镇国公举着打人的手掌在空中乱挥,重重哎一声顿足出去。
陈婆婆斗败闭嘴,三娘子悄悄瞄了瞄姬瑶的眼色也站起来,太夫人依是哎哟哎哟连声叫喊,躺在枕被骗没闻声。
胡管事这回明白,姬家头大身小,不想在都城贵族圈里太掉份,该有场面不能失,手里又空着没几个钱,长安城物价更是见天飞涨,平常釆买的两个小喽喽都是叫苦连天,别的府里好差事到姬家变成头号苦活,拿着五个钱想买十个钱的东西可不难做。
如同姬瑶所料,不出三天府里两个临时顶替厨娘做活的仆妇叫苦连天,嚷着干不下去。
阿奴扭捏着不肯,姬瑶硬按她坐在桌边,拔给她小半碗米饭,太晚怕积食随便吃了几口,盯着阿奴把残剩的饭菜吃完,才让她清算桌子筹办安息。
太夫人轻抬眼皮不开腔,陈婆婆又开端帮腔:“岂止是厨娘手脚倒霉索,瞧瞧大娘子用的人,买来的粳米不像粳米,这么大的竹笋老得咬不动,羊肉膻味那么大,花一样的钱办不一样的事。不是老奴多嘴,就该换了他们再上一拨人。”

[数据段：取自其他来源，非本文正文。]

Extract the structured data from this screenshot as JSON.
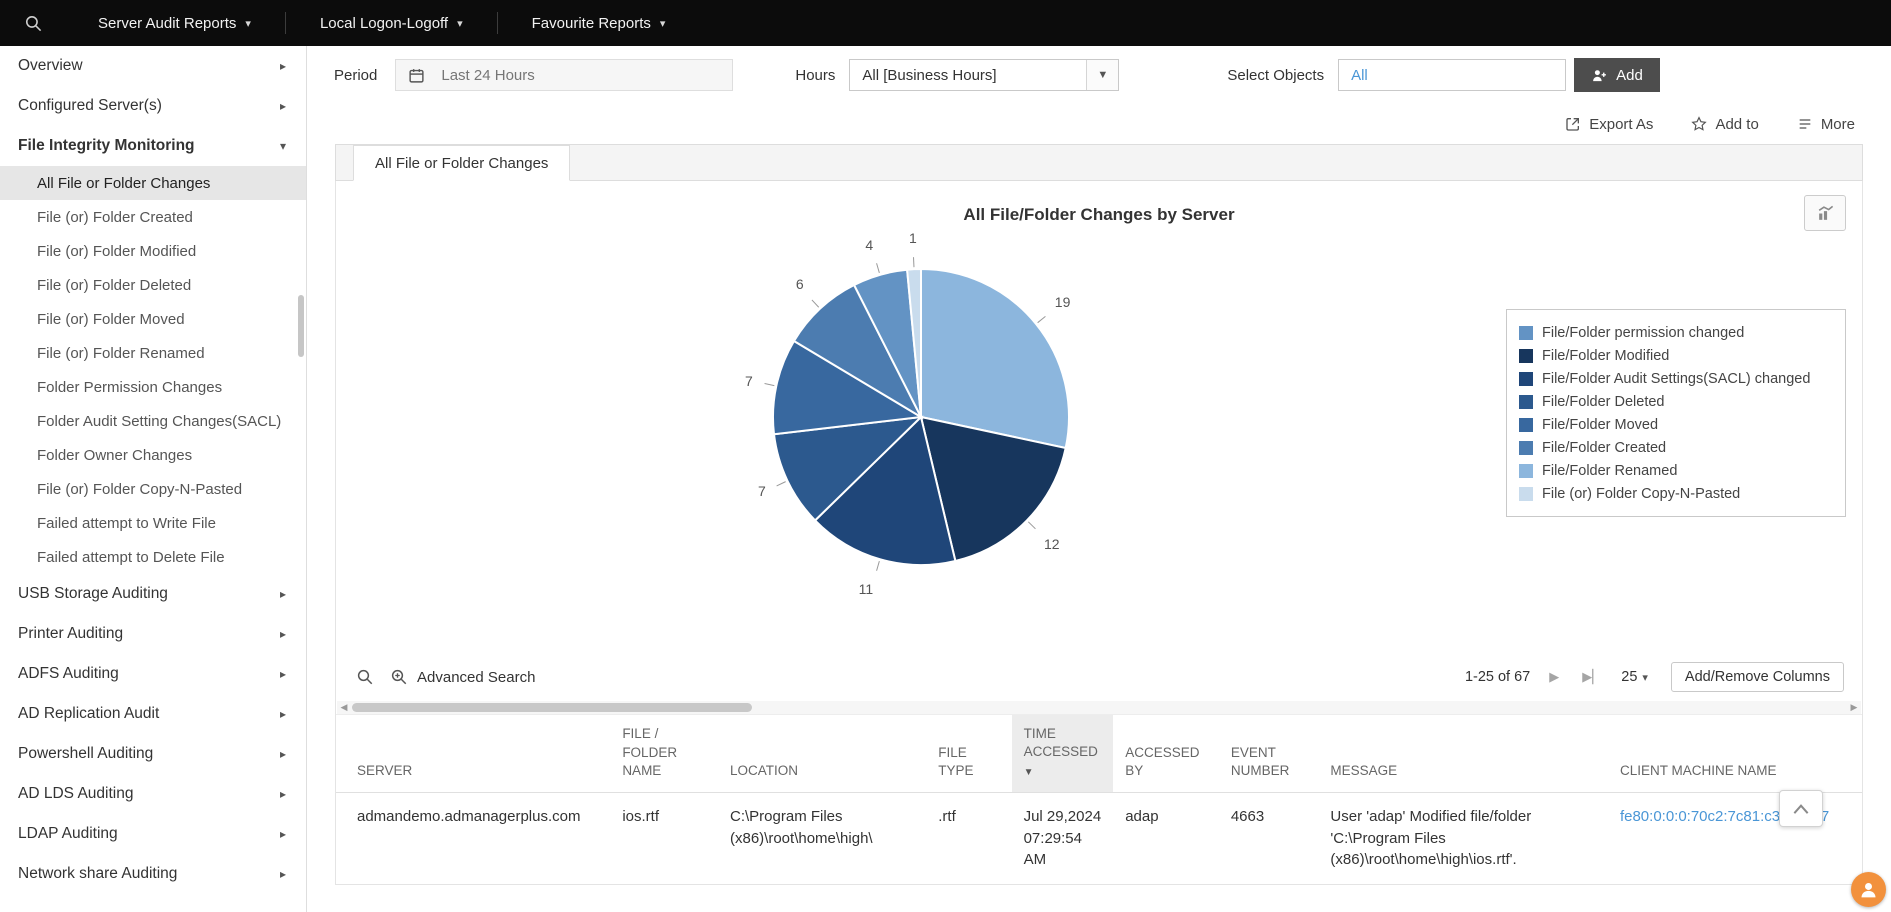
{
  "topbar": {
    "menus": [
      "Server Audit Reports",
      "Local Logon-Logoff",
      "Favourite Reports"
    ]
  },
  "sidebar": {
    "items": [
      {
        "label": "Overview"
      },
      {
        "label": "Configured Server(s)"
      },
      {
        "label": "File Integrity Monitoring",
        "expanded": true,
        "selected": "All File or Folder Changes",
        "children": [
          "All File or Folder Changes",
          "File (or) Folder Created",
          "File (or) Folder Modified",
          "File (or) Folder Deleted",
          "File (or) Folder Moved",
          "File (or) Folder Renamed",
          "Folder Permission Changes",
          "Folder Audit Setting Changes(SACL)",
          "Folder Owner Changes",
          "File (or) Folder Copy-N-Pasted",
          "Failed attempt to Write File",
          "Failed attempt to Delete File"
        ]
      },
      {
        "label": "USB Storage Auditing"
      },
      {
        "label": "Printer Auditing"
      },
      {
        "label": "ADFS Auditing"
      },
      {
        "label": "AD Replication Audit"
      },
      {
        "label": "Powershell Auditing"
      },
      {
        "label": "AD LDS Auditing"
      },
      {
        "label": "LDAP Auditing"
      },
      {
        "label": "Network share Auditing"
      }
    ]
  },
  "filters": {
    "period": {
      "label": "Period",
      "value": "Last 24 Hours"
    },
    "hours": {
      "label": "Hours",
      "value": "All [Business Hours]"
    },
    "select_objects": {
      "label": "Select Objects",
      "value": "All"
    },
    "add_button": "Add"
  },
  "actions": {
    "export_as": "Export As",
    "add_to": "Add to",
    "more": "More"
  },
  "tab": {
    "label": "All File or Folder Changes"
  },
  "chart_data": {
    "type": "pie",
    "title": "All File/Folder Changes by Server",
    "slices_clockwise_from_top": [
      {
        "label": "File/Folder Renamed",
        "value": 19,
        "color": "#8cb6dd"
      },
      {
        "label": "File/Folder Modified",
        "value": 12,
        "color": "#17365d"
      },
      {
        "label": "File/Folder Audit Settings(SACL) changed",
        "value": 11,
        "color": "#1f4679"
      },
      {
        "label": "File/Folder Deleted",
        "value": 7,
        "color": "#2c598e"
      },
      {
        "label": "File/Folder Moved",
        "value": 7,
        "color": "#38689f"
      },
      {
        "label": "File/Folder Created",
        "value": 6,
        "color": "#4c7cb0"
      },
      {
        "label": "File/Folder permission changed",
        "value": 4,
        "color": "#6393c4"
      },
      {
        "label": "File (or) Folder Copy-N-Pasted",
        "value": 1,
        "color": "#c9dced"
      }
    ],
    "legend_order": [
      "File/Folder permission changed",
      "File/Folder Modified",
      "File/Folder Audit Settings(SACL) changed",
      "File/Folder Deleted",
      "File/Folder Moved",
      "File/Folder Created",
      "File/Folder Renamed",
      "File (or) Folder Copy-N-Pasted"
    ]
  },
  "toolbar": {
    "advanced_search": "Advanced Search",
    "pagination_range": "1-25 of 67",
    "page_size": "25",
    "add_remove_columns": "Add/Remove Columns"
  },
  "table": {
    "sort": {
      "column": "TIME ACCESSED",
      "direction": "desc"
    },
    "columns": [
      {
        "key": "server",
        "label": "SERVER"
      },
      {
        "key": "file_folder_name",
        "label": "FILE / FOLDER NAME"
      },
      {
        "key": "location",
        "label": "LOCATION"
      },
      {
        "key": "file_type",
        "label": "FILE TYPE"
      },
      {
        "key": "time_accessed",
        "label": "TIME ACCESSED"
      },
      {
        "key": "accessed_by",
        "label": "ACCESSED BY"
      },
      {
        "key": "event_number",
        "label": "EVENT NUMBER"
      },
      {
        "key": "message",
        "label": "MESSAGE"
      },
      {
        "key": "client_machine_name",
        "label": "CLIENT MACHINE NAME"
      }
    ],
    "rows": [
      {
        "server": "admandemo.admanagerplus.com",
        "file_folder_name": "ios.rtf",
        "location": "C:\\Program Files (x86)\\root\\home\\high\\",
        "file_type": ".rtf",
        "time_accessed": "Jul 29,2024 07:29:54 AM",
        "accessed_by": "adap",
        "event_number": "4663",
        "message": "User 'adap' Modified file/folder 'C:\\Program Files (x86)\\root\\home\\high\\ios.rtf'.",
        "client_machine_name": "fe80:0:0:0:70c2:7c81:c35f:29c7"
      }
    ]
  },
  "colors": {
    "topbar_bg": "#0c0c0c",
    "accent_blue": "#4a96d6",
    "add_button_bg": "#4d4d4d",
    "selected_item_bg": "#e6e6e6",
    "assistant_bubble": "#f2913d"
  }
}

她们鸡叫摸黑起床,忙完早餐,脚不敢歇一下又要忙午餐。
百口晚餐晚点,镇国公饿着肚子诘问厨房,天然问到女儿跟前。
两个仆妇顾东不顾西,忙了这头丢了那头。更甚者有一天晚餐前二娘子等不到厨房送来汤水,亲身去问罪,翻开炖锅一看,火上煨着的不是给她阿娘的鸽子汤,而是翠莲想喝的清心粥,她怒而掀翻炖锅,打落本来已经筹办好八成的晚餐。
太夫人想给姬瑶扣不孝的帽子,先问问她自个的儿子孝不孝敬。